Studying at degree-level is likely to be very different from your previous experience of learning and teaching. You will be expected to think, discuss and engage critically with the subject and find things out for yourself. We will enable you to make this transition to a new style of learning, and the way that you are assessed during your studies will help you develop the essential skills you need to make a success of your time at Birmingham.
Developing skills and enhancing academic performance is a key part of a university education and the Law School provide feedback on your work throughout your degree.
- You'll receive feedback on each assessment within four weeks, so that you can learn from and build on what you have done
- Individual feedback on academic performance is provided during progress review meetings with your personal tutor throughout the year.
- All academic members of staff will have office hours during which you can see them without prior appointment and speak to them on a 1-1 basis to discuss feedback or other academic support you may require.

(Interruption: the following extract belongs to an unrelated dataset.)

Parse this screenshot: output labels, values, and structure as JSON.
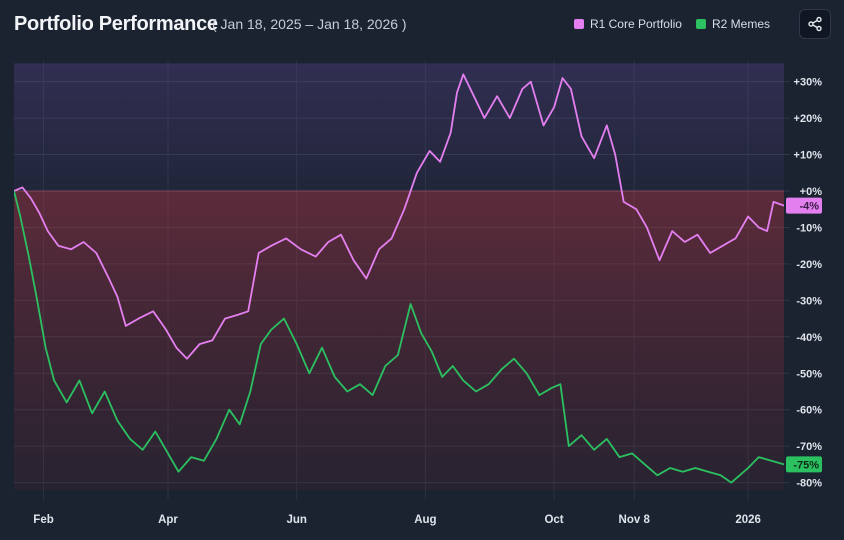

Legal Skills Academic Support (LSAS)
In addition to the feedback you will receive from academic staff, our Legal Skills Academic Support team will help you to develop skills which are crucial to legal study. We run daily drop-in sessions and weekly workshops open to all undergraduate Law students. Workshops include:
- How to prepare for seminars and lectures
- How to answer essay and problem questions
- How to read cases and articles
- How to learn from feedback and tackling common mistakes
- How to manage your time effectively
- How to prepare for exams
You will have access to a comprehensive support system to help you make the transition to higher education when you start at Birmingham:
Personal tutors – You will be assigned your own personal tutor who will get to know you as you progress through your studies. They will provide academic support and advice to enable you to make the most of your time here at Birmingham.
Wellbeing Officers – Alongside your personal tutor, you will also have access to dedicated wellbeing officers who provide professional support, advice and guidance to students across a range of issues. They can meet with you to discuss extensions, disabilities, reasonable adjustments, extenuating circumstances, or talk through any problems you might be experiencing, and help you access wider support on campus and beyond if you need it.
Our Student Experience Team will help you get the most out of your academic experience. They offer research opportunities, study skills support, and help you prepare for your post-university career. They also organise social events, such as field trips, to help you meet fellow students from your course.